Il creatore premio trionfatore John Roynesdal, è un istruttore inglese in pensione che ha scritto per più di 15 anni e ha prodotto tre libri per la sua serie di misteri di Philip Michael Carnegie. a un certo punto della raccolta, John si concentra sui problemi che trionfano sull’umanità: avidità, pregiudizi, povertà, famiglie disfunzionali e la battaglia tra le società convenzionali e quelle attuali. residente in Darkness, un romanzo giallo di 265 pagine, è il terzo e-book di questa serie.
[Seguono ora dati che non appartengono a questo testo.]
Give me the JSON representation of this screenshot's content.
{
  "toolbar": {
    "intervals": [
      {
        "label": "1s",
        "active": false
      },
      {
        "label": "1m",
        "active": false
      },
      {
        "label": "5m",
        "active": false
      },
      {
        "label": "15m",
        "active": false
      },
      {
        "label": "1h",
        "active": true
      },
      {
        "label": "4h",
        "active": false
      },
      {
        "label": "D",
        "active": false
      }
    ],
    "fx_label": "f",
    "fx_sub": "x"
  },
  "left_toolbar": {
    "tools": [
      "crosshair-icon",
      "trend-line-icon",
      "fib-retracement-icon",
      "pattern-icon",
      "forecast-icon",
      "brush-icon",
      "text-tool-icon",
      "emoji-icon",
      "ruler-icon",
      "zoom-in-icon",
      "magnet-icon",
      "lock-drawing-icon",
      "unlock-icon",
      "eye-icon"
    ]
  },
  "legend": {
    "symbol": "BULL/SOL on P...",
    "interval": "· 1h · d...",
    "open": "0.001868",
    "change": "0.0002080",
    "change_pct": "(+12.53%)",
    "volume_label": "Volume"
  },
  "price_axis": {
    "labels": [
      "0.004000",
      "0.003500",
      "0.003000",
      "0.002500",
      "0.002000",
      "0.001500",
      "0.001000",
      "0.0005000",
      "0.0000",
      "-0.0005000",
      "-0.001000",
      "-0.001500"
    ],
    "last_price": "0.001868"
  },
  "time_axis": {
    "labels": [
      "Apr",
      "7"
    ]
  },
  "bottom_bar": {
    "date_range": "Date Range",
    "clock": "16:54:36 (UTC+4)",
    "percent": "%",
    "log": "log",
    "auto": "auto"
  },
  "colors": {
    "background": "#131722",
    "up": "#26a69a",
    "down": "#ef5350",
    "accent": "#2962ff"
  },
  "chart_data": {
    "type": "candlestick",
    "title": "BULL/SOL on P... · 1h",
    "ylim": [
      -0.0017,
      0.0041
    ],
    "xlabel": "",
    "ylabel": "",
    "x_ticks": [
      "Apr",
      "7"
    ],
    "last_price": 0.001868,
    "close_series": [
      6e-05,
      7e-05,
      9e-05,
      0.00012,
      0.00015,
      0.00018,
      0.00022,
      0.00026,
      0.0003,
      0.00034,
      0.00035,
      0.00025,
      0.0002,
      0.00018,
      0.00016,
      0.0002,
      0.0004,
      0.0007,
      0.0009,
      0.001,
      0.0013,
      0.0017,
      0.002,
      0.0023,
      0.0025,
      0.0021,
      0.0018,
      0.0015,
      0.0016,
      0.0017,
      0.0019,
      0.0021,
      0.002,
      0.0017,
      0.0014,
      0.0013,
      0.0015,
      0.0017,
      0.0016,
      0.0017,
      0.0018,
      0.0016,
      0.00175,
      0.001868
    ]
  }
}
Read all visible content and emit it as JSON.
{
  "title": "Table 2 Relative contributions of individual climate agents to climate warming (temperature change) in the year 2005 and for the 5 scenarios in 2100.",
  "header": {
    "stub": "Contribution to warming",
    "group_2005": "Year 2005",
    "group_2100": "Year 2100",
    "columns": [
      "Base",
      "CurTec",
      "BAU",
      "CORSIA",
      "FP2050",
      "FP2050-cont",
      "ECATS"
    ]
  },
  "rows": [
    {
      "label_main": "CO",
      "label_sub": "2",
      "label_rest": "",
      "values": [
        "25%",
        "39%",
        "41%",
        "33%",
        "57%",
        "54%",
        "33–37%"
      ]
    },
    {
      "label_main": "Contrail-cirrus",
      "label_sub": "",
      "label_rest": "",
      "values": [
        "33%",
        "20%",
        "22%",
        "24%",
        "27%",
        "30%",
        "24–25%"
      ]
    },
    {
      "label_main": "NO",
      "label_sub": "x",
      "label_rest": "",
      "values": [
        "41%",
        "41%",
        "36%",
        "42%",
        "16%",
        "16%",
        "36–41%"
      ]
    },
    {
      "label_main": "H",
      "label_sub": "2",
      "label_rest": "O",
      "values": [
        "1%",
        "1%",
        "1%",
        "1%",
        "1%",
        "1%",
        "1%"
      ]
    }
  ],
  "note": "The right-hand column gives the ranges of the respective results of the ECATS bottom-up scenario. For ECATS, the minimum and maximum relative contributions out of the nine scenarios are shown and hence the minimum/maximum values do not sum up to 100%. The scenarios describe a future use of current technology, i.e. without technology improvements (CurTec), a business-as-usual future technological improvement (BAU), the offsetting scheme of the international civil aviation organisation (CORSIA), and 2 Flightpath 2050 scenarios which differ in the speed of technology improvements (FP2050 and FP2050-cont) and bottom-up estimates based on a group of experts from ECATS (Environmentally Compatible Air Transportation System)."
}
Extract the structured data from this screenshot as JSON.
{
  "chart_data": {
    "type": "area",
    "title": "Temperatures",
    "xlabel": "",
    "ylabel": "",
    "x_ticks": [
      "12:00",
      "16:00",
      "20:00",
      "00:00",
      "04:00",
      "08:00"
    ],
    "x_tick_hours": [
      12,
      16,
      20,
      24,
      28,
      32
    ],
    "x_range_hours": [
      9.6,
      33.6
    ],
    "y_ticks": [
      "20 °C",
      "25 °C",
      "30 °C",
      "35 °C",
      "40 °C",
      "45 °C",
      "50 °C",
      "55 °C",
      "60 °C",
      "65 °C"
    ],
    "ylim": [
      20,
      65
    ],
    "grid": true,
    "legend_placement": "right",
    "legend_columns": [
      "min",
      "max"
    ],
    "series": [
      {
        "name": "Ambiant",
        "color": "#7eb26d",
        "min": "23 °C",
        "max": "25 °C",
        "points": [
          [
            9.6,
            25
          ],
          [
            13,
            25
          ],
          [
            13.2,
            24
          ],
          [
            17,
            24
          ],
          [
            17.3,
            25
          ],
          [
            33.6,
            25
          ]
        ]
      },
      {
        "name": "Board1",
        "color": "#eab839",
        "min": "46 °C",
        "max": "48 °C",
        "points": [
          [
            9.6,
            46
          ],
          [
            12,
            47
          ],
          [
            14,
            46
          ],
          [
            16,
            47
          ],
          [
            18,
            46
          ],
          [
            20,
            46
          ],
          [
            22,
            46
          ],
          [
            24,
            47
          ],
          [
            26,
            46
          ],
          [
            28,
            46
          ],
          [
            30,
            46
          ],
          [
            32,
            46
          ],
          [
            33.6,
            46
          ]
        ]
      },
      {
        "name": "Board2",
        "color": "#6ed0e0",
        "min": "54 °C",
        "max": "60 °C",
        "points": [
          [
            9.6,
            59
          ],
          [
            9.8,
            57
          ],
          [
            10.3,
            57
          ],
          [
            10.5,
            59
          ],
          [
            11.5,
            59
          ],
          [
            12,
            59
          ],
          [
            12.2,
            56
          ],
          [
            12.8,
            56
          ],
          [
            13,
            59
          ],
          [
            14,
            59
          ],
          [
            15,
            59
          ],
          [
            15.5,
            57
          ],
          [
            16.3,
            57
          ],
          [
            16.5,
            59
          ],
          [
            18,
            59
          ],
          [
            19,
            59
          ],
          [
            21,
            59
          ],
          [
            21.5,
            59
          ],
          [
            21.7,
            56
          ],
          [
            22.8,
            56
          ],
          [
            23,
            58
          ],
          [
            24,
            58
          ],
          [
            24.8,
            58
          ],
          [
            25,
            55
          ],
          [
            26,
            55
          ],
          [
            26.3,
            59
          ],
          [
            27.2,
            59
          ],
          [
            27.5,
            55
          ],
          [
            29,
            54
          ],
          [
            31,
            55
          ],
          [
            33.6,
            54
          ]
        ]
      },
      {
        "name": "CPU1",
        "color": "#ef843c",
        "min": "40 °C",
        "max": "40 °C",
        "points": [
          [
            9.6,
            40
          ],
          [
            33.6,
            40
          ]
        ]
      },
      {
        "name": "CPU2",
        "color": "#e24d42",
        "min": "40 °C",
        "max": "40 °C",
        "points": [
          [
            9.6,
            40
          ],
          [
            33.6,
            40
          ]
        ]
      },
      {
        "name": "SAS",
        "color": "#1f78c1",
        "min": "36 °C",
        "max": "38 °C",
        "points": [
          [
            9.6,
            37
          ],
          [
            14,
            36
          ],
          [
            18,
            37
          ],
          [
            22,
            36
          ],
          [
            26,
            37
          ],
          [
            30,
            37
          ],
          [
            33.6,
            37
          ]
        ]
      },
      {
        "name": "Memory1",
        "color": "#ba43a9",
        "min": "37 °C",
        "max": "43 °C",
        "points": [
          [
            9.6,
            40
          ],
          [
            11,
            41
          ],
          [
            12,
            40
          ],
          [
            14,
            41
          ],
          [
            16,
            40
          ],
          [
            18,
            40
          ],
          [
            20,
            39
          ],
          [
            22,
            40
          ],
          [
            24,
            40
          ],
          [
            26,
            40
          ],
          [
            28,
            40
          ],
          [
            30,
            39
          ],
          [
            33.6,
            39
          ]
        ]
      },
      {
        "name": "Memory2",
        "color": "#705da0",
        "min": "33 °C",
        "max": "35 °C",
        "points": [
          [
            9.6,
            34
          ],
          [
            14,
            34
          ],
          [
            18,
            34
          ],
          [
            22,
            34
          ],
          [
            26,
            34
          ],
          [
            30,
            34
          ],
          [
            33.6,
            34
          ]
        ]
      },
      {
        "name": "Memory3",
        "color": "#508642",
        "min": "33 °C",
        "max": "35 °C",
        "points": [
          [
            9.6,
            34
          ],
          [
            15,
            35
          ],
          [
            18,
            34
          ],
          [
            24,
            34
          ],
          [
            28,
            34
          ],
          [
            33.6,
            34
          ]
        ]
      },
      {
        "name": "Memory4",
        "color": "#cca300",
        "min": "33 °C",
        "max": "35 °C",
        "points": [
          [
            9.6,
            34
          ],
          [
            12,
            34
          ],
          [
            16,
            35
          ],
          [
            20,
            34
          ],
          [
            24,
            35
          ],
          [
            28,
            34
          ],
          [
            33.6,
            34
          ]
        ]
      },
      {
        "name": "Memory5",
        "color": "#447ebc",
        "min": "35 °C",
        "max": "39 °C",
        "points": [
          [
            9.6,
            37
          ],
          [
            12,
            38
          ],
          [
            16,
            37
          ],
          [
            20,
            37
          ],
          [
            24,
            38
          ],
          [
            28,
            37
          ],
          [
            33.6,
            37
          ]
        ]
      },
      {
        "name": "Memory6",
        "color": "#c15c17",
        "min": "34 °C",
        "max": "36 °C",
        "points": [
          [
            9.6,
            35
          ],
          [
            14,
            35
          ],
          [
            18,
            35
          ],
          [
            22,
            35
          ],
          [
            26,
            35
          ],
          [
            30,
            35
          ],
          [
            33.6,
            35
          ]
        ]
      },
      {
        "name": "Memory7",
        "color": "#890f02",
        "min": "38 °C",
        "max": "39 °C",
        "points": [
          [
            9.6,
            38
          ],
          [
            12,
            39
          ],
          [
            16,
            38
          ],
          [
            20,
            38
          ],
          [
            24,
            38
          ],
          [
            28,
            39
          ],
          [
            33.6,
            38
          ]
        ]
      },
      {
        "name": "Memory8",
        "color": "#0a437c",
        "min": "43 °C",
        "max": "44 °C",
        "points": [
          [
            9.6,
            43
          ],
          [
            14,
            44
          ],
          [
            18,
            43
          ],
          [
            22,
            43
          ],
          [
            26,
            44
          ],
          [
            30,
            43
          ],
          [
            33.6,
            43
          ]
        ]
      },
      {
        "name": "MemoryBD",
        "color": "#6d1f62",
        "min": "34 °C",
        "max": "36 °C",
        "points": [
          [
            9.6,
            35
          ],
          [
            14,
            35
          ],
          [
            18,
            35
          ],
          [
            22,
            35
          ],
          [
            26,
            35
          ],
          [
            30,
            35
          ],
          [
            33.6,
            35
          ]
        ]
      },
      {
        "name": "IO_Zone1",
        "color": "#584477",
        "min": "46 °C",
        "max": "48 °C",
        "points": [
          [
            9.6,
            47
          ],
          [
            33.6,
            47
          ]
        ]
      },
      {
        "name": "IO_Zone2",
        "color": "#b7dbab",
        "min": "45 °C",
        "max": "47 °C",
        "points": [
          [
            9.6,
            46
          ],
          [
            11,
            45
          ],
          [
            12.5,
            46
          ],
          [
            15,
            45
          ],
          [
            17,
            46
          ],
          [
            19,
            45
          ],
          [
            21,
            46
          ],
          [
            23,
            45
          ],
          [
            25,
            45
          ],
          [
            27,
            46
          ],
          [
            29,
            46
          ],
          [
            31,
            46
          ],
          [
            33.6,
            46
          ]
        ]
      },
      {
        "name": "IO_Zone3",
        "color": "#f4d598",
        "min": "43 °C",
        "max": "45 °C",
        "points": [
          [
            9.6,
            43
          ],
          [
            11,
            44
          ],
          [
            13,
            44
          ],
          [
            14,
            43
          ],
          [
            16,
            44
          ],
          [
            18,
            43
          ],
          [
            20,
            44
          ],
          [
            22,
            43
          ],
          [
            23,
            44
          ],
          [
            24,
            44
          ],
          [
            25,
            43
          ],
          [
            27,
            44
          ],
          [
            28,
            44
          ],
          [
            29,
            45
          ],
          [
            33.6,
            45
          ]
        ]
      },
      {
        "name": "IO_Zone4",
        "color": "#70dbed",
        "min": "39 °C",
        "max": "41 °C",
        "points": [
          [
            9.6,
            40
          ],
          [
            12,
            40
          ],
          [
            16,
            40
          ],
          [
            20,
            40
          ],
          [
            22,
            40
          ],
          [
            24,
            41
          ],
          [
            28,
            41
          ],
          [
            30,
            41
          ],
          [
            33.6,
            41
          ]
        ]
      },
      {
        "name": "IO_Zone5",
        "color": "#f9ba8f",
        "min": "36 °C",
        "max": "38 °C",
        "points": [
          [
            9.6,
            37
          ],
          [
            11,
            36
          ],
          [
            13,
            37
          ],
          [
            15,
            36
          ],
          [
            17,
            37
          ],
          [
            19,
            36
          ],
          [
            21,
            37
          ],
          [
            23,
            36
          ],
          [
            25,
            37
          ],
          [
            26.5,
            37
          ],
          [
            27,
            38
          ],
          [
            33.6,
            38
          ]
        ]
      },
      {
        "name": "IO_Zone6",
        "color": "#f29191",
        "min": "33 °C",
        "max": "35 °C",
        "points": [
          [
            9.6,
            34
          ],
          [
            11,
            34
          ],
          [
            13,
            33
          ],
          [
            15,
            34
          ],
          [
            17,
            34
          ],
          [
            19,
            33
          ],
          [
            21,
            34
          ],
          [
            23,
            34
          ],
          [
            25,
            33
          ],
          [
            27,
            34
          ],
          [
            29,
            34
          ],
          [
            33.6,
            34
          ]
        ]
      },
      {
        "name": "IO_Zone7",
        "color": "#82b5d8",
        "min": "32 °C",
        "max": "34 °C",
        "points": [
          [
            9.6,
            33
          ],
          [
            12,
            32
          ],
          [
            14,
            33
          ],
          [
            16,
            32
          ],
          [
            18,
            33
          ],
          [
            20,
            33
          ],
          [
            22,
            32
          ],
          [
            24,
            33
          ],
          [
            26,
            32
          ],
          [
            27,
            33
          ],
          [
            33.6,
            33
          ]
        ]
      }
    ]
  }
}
Vivere nelle tenebre recensione del libro

Proprio qui, abbiamo un serial killer enorme. Il detective Carnegie e i suoi colleghi Paul e Nick sono fuori per rimediare al caso. Gli indizi indicano molte opportunità e preservano il lavoro dell’equipaggio. Sono i dipinti di un omofobo? O un caso di vendetta pazza? O i bambini non necessari infuriano? Juliana, il loro interpellato e preoccupante amico ha spesso aiutato i casi nell’aldilà, e questo non è affatto distintivo. stimolato attraverso i dipinti di un altro ragazzo, Juliana sta tentando di aprire una residenza sicura per ragazzi gay in fuga, ma è ostacolata con l’aiuto di zelanti leader spirituali.

Il capo, “grasso”, desidera vedere chiuso il caso del serial killer e sembra che debba esserlo, ma il detective Carnegie ritiene che alcune cose non siano giuste. Mantiene la ricerca senza consenso e inciampa su alcuni indizi che si scambiano l’interezza.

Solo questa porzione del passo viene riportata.